The uniqueness of solution for stochastic differential equation involved with sign function. When I read a paper about Levy distribution thoerem
 (http://www.maphysto.dk/publications/MPS-RR/1998/22.pdf). In the first page, the author mentioned the following:
There is a unique strong solution of this SDE: 
$d X^{\lambda}_{t} = -\lambda sign(X^{\lambda}_{t})  dt + d B_{t}$  with $ X^{\lambda}_{0}=0$
$B_{t}$ is the standard Brownian motion.
I am confused that how the author directly concludes the uniqueness and existence of the solution. Since $sign(x)$ is not a Lipschitz function with respect to $x$.  
A similar question related to the Levy process case is as follows. 
$d X^{\lambda}_{t} = -\lambda sign(X^{\lambda}_{t})  dt + d B_{t} +dN_{t}    \quad X^{\lambda}_{0}=0 \quad (2)$.
Here $B_{t}$ is the standard Brownian motion. $N_{t}$ is a pure jump Levy process with generating triplet $(0, 0, \nu)$. $\nu$ is the Levy measure. 
How to describe the existence and uniqueness of the above equation?? I did not know any results about this. Only  I guess when $\nu$ is symmetric, there may be a solution. I am new to the theory of SDE. Any reference are very appreciated. 
 A: Well it seems that the correct reference for this result is in the book by Revuz and Yor "Continuous Martingales and Brownian Motion" at the Chapter IX - Stochastic Differential Equation, Section 2 Existence and Uniqueness in the Case of Lipschitz Coefficients precisely treated as an Exercise (2.11) about "Zvonkin's Method". 
The result is far from trivial. 
The original reference on Zvonkin's method in R & Y 's book seems to be the following paper : 
Zvonkin, A.K. "A transformation of the phase space of a process that removes the drift" 
Math. USSR Sbornik 2 (1974) 129-149. 
I don't know if it is available in english.
Best regards
A: The result is also mentioned (and proved) in
N. Ikeda, S. Watanabe: Stochastic Differential Equations and Diffusion Processes, Section IV.2 and IV.3.
In fact, one can show that the SDE
$$dX_t = b(X_t) \, dt+  dB_t, \qquad X_0 = x$$
has a (strong) unique solution for any Borel-measurable bounded function $b$.
A: Thanks for answers.
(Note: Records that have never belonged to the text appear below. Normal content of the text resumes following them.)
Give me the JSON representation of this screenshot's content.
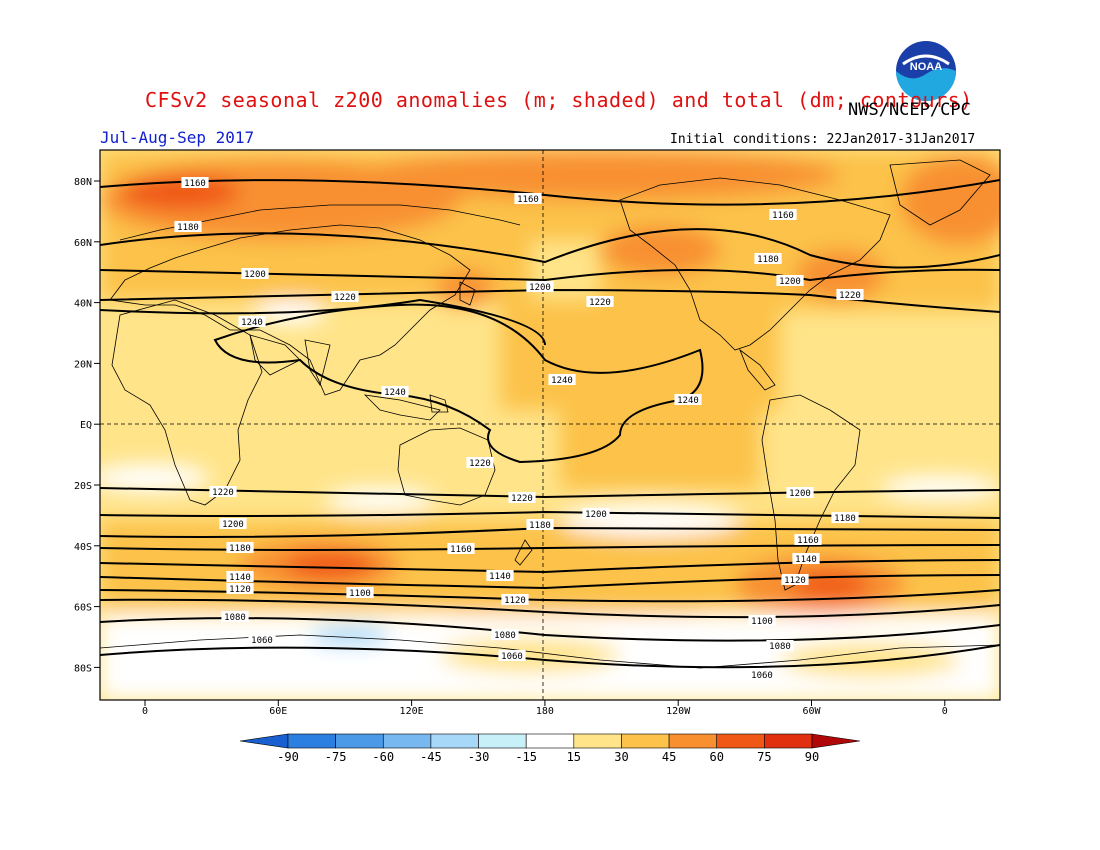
{
  "header": {
    "title": "CFSv2 seasonal z200 anomalies (m; shaded) and total (dm; contours)",
    "agency": "NWS/NCEP/CPC",
    "season": "Jul-Aug-Sep 2017",
    "initial_conditions": "Initial conditions: 22Jan2017-31Jan2017",
    "logo_text": "NOAA"
  },
  "axes": {
    "lat_labels": [
      "80N",
      "60N",
      "40N",
      "20N",
      "EQ",
      "20S",
      "40S",
      "60S",
      "80S"
    ],
    "lon_labels": [
      "0",
      "60E",
      "120E",
      "180",
      "120W",
      "60W",
      "0"
    ]
  },
  "contour_labels": [
    "1160",
    "1160",
    "1160",
    "1180",
    "1180",
    "1200",
    "1200",
    "1200",
    "1220",
    "1220",
    "1220",
    "1240",
    "1240",
    "1240",
    "1240",
    "1220",
    "1220",
    "1220",
    "1200",
    "1200",
    "1200",
    "1180",
    "1180",
    "1180",
    "1160",
    "1160",
    "1140",
    "1140",
    "1140",
    "1120",
    "1120",
    "1120",
    "1100",
    "1100",
    "1080",
    "1080",
    "1080",
    "1060",
    "1060",
    "1060"
  ],
  "colorbar": {
    "ticks": [
      "-90",
      "-75",
      "-60",
      "-45",
      "-30",
      "-15",
      "15",
      "30",
      "45",
      "60",
      "75",
      "90"
    ],
    "colors": [
      "#1a5fd0",
      "#2b7fe0",
      "#4a9ae8",
      "#78b8f0",
      "#a8d8f8",
      "#c8f0f8",
      "#ffffff",
      "#ffe48a",
      "#fcc24a",
      "#f89030",
      "#f05818",
      "#e03010",
      "#b00808"
    ]
  },
  "colors": {
    "title": "#e01010",
    "season": "#1020d0",
    "land_outline": "#000000"
  }
}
It's very helpful. It mentioned that the existence and uniqueness is true if $b(ｘ)$ is bounded measurable function. 
I have an idea (not a proof) for this question. $X_{t}$  is the solution of $dX_{t}=b(X_{t})+dB_{t}$ may be equivalent to the fact that there is a new probability measure $\bar{P}$ such that $$law(X_{t}|\bar{ P})=law(B|P)$$ (1). One of the sufficient condition for latter claim can be given as $$ E(\exp(\int_{0}^{\infty} b(s,\omega))<\infty$$. (2)  
If this is true, then that $b$ is bounded is one of the cases.